Letter From the Editors: When Life Goes Astray

Sammi Bray ’25 & Olivia Silvey ’25


We are now halfway through the fall 2023 semester, and we have all celebrated a lot of triumphs. We survived the first day of school (which feels like years ago), turned in the first papers and tests, and now, slowly but surely, this round of midterms is beginning to fade into the past. Last week, during Bicentennial Weekend, we celebrated the College’s historic accomplishments and felt a little closer to the community we belong to. We have a lot to be proud of, and it’s important to recognize that. But it would be unrealistic to say that things always go smoothly; they absolutely do not. We all face multiple bumps in the roads and points in the year… or week… or sometimes the day… where everything feels a little too heavy to carry. We feel that uncomfortable yet tempting desire to give up.

This feeling is not something we, as your Editors-in-Chief, are immune to, even though we may seem to have it all together from the outside (yeah, right). Through working on this paper as your EICs this semester, and just existing in our personal lives, we have experienced many moments where we have felt we have dropped the ball. Whether it is a typo that our eyes glaze over on Monday nights after working on the paper all weekend, printing an article that was not perfect or well received or simply the nerves we feel every week writing these letters, there is always something that makes us feel like we have failed you, our readers, or ourselves. Each week, we have a moment where we turn to each other and think, “Should we resign? Is it November yet?” and constantly the looming feeling of, “Are we doing this right?”

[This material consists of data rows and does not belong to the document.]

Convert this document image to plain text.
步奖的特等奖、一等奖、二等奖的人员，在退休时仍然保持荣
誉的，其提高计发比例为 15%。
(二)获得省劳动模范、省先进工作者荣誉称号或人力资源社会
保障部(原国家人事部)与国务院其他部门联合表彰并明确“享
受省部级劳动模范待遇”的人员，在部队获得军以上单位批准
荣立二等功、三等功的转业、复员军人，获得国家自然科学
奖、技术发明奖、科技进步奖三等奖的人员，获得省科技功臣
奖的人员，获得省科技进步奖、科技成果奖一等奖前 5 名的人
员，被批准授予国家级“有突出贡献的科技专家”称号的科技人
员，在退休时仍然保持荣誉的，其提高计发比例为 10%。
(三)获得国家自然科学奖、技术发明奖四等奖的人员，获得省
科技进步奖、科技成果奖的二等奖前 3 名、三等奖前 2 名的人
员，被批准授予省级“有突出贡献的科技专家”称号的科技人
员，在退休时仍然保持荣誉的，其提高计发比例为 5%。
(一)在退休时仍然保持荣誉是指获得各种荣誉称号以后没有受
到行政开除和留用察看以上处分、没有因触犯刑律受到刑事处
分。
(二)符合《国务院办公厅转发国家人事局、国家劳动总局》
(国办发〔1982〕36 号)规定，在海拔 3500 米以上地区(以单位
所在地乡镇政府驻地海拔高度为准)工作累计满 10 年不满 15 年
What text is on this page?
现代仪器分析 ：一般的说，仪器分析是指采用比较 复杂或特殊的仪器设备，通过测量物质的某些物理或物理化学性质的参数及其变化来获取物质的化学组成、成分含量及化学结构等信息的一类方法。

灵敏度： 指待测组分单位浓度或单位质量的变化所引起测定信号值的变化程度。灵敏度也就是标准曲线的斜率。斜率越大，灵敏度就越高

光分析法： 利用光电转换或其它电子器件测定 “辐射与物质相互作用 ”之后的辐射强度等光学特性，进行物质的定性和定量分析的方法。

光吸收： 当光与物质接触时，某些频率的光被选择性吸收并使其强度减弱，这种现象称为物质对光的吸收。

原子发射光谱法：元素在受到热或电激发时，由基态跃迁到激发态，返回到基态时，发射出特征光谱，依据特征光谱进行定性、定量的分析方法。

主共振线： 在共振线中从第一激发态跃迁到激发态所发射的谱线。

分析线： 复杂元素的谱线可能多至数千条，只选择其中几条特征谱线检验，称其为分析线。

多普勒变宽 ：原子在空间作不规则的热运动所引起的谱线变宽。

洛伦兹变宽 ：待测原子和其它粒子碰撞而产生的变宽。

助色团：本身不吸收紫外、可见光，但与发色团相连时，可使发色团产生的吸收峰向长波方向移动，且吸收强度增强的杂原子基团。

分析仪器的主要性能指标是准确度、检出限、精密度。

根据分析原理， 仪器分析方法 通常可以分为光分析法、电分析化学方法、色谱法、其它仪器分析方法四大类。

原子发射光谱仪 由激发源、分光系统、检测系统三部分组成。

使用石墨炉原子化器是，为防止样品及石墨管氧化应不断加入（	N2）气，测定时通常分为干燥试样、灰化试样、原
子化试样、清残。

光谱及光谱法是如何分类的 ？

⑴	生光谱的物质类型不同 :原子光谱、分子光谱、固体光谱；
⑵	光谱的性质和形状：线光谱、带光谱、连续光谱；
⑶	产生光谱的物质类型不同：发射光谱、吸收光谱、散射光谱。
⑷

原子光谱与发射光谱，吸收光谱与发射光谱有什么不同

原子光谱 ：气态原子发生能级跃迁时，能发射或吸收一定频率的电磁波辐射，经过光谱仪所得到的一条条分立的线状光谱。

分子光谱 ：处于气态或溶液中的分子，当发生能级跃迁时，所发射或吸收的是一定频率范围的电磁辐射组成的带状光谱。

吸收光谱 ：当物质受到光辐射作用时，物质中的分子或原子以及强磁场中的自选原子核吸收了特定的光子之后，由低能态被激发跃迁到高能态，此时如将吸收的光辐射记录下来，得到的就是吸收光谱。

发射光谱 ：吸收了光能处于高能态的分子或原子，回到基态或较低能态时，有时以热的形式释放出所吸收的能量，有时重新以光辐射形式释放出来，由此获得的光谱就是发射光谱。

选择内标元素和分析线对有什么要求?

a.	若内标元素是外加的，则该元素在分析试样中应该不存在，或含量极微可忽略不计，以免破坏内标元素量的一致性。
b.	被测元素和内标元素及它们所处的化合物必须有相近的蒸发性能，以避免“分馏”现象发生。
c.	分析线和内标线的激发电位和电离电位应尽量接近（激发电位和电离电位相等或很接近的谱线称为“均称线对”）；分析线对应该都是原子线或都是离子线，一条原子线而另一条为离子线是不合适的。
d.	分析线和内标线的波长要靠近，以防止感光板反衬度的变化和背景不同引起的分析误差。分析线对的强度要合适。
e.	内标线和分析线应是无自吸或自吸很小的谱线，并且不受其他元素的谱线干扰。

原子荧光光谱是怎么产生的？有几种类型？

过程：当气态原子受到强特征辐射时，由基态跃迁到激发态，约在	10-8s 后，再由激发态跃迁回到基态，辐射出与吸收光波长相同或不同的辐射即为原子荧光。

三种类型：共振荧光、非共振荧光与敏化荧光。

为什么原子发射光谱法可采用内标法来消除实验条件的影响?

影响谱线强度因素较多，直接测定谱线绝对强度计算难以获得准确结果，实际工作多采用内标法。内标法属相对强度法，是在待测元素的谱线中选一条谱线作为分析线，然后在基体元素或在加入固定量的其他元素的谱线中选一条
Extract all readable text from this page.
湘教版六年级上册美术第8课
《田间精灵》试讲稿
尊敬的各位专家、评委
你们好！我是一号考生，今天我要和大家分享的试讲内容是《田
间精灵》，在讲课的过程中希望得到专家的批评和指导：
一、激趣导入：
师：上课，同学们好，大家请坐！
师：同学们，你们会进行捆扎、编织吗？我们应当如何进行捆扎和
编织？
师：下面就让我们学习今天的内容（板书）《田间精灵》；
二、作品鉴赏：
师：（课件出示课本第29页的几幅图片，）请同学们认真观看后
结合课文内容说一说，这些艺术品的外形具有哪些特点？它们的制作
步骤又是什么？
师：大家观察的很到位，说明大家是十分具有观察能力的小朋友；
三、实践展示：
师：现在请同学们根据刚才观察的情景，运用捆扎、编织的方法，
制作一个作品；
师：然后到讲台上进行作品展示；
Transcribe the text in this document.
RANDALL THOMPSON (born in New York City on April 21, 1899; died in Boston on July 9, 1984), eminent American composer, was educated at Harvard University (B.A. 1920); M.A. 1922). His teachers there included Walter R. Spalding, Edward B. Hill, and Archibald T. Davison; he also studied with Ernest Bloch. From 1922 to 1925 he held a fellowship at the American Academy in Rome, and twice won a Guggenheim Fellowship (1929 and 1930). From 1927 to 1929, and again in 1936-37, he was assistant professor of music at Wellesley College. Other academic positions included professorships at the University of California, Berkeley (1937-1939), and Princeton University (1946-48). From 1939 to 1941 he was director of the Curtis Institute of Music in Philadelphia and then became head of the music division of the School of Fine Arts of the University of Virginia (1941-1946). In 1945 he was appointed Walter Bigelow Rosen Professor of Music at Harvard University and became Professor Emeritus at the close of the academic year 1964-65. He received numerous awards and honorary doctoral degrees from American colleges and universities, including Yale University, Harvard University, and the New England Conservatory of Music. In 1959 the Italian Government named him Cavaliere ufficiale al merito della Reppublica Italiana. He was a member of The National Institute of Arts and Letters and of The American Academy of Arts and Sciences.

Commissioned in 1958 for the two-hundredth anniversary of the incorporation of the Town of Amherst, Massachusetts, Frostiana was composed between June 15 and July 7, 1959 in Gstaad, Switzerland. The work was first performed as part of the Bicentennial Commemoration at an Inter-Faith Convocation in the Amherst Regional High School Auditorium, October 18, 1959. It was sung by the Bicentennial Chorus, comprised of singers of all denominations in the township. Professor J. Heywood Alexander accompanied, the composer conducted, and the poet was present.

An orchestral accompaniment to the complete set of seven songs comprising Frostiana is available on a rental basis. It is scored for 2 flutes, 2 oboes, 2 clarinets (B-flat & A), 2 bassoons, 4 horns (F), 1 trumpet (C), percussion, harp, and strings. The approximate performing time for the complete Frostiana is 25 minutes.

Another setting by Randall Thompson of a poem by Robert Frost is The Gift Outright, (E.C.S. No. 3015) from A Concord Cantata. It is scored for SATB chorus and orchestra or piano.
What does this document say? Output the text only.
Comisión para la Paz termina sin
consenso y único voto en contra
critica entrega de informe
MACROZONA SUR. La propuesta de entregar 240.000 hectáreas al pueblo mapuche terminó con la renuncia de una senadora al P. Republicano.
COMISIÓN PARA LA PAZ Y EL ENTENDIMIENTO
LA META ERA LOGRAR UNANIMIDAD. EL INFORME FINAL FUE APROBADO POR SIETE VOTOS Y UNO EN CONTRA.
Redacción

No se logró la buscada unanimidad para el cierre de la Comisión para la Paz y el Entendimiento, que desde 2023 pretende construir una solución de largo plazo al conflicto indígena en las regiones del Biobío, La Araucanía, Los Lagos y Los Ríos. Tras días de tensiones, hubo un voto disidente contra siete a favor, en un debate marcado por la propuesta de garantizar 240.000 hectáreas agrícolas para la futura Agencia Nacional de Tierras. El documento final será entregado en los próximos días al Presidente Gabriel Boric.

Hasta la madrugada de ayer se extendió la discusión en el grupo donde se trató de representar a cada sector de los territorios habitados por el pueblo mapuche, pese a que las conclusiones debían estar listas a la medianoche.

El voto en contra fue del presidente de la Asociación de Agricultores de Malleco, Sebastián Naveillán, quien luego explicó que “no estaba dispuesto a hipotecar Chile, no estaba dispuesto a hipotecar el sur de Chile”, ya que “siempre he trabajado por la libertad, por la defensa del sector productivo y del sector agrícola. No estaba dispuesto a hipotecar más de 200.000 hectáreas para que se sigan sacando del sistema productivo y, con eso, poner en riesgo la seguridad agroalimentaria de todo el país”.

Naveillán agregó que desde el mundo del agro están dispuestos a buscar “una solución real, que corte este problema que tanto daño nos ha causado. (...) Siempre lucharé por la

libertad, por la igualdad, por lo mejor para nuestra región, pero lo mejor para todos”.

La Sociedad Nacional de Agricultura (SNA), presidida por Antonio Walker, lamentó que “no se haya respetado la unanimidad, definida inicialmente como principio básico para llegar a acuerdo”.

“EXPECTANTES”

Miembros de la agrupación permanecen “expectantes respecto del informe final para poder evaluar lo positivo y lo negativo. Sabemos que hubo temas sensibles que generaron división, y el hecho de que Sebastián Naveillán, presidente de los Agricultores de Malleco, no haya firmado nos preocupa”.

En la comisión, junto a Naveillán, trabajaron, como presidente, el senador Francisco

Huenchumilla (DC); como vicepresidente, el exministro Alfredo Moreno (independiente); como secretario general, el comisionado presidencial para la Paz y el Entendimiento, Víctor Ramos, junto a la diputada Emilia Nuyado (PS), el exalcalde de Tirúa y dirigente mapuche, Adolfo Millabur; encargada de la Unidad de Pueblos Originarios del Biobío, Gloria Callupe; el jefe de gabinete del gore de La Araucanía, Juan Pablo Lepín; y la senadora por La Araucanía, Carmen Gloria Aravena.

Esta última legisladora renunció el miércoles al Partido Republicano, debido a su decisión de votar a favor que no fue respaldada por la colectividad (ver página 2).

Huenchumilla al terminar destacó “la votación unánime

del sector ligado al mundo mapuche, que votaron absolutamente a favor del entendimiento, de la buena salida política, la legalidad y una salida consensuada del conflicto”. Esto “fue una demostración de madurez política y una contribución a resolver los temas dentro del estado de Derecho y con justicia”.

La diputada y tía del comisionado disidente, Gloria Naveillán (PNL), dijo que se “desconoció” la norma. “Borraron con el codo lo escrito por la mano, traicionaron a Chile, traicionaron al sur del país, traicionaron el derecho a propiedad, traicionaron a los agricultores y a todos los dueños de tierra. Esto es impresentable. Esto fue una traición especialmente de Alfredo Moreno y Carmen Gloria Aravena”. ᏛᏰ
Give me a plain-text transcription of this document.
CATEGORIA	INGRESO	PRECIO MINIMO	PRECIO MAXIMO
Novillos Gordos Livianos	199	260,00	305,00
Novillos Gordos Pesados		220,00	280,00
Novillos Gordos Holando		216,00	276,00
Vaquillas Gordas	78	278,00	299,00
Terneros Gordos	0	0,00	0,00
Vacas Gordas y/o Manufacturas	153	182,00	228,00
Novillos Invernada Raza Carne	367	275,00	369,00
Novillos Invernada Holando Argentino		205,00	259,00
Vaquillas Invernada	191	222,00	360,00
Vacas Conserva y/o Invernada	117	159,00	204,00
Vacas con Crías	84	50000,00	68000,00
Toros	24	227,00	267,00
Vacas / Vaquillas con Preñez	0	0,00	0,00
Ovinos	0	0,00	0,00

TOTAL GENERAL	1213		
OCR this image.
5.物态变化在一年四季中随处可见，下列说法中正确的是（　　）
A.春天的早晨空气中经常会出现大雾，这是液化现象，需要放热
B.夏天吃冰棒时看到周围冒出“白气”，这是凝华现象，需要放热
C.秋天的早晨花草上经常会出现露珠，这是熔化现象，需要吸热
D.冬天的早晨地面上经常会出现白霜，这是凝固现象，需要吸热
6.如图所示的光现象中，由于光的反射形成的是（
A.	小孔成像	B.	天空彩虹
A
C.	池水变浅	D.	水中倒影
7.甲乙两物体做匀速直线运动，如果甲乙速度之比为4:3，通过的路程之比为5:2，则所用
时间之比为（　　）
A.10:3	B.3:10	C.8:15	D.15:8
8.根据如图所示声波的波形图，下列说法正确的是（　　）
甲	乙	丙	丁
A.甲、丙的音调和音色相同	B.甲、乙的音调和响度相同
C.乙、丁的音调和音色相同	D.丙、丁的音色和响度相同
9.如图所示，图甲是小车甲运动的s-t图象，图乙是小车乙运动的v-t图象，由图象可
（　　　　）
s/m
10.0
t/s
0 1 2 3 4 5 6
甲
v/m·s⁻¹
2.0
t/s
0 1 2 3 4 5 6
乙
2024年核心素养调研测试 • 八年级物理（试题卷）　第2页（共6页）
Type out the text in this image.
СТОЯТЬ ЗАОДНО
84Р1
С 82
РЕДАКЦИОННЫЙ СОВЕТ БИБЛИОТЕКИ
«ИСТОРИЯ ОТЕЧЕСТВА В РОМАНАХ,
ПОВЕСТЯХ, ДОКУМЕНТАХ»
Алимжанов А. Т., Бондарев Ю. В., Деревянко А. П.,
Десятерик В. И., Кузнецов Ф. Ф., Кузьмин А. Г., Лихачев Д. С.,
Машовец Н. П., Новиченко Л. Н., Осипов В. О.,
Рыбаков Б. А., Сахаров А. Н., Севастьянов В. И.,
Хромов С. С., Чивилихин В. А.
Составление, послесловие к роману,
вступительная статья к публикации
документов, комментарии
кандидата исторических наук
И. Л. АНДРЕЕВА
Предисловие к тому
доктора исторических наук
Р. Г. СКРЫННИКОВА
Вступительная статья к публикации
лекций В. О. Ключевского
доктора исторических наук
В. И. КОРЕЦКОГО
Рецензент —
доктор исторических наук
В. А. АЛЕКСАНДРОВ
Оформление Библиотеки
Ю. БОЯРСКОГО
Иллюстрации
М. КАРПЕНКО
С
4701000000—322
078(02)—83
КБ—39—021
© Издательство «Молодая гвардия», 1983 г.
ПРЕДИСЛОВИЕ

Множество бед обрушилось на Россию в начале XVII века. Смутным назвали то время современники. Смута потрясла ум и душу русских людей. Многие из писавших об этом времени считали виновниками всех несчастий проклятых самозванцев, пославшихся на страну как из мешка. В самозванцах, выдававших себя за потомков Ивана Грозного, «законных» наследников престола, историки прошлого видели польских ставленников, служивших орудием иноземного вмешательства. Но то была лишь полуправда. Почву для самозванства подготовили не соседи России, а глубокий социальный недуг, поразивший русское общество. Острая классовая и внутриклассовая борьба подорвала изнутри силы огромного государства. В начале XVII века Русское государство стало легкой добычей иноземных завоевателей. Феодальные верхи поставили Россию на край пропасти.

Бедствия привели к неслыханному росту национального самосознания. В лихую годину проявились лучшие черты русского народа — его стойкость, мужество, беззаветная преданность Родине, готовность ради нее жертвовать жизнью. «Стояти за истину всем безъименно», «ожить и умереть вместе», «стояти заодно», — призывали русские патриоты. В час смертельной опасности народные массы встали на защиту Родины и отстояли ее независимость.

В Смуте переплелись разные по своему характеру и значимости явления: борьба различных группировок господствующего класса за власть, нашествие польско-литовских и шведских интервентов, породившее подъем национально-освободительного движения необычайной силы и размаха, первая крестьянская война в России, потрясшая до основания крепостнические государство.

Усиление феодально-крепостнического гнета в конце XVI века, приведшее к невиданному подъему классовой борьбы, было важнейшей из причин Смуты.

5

Sometimes it is just a little, sometimes a lot, but with that feeling also comes the recognition that it is part of the human experience. We are sure that everyone can relate to that sinking feeling in your stomach as you open that 40 page reading or start on that dense problem set at 11 p.m. Students and faculty seem to have reached the point of the semester when things are finally routine, but bordering on redundant. It is very easy to lose sight of the bigger purpose or what drives you to get up and do it again and again every day. Maybe you did not ace that exam or essay like you thought you would. Maybe your performance during your game was not what you were hoping for, or your plan to get ahead on homework somehow slipped through the cracks. These moments are especially disappointing — we feel so close to what we want and hope for we can almost taste it and then, all of a sudden, it disappears. We are left alone to question our abilities, our standards and our character.

As tempting as the feeling is to throw in the towel, we must use these frustrations and failures to return to the classroom, to work, to the field, to the stage and try again. This is what matters. This is what we should be proudest of — that other uniquely human quality we all have, resilience. We have to keep getting back up after being knocked down – we owe it to ourselves and most importantly, each other.

You all are what keep us coming back every week, to try again even after what we feel like are our lowest points. Sometimes, we plan interviews that we hope will be the turning point for a story. We get excited for the opportunity to sit down and listen to people’s stories as they unfold in front of all our eyes; to ask questions that have been in our minds since the story first fell into our laps. Sometimes, our plans change, and sometimes, our questions cannot be answered by the people we most want to hear from.

Even though it may be the result of decisions beyond our control, we still feel like we failed our readers. Beyond that, we feel like we are doing a disservice to all the faculty, staff and students who have a stake in these wide array of issues at Trinity. We might lose some momentum. We were and are and will be disappointed when these situations are presented to us — but that does not mean our work stops.

This is the perseverance we must all – and do – bring to the table. We feel your frustrations, your low moments, your confusion and your defeats. But we also feel your triumphs, successes, smiles and satisfactions. We are here to walk with you through it all, and we hope you feel them too.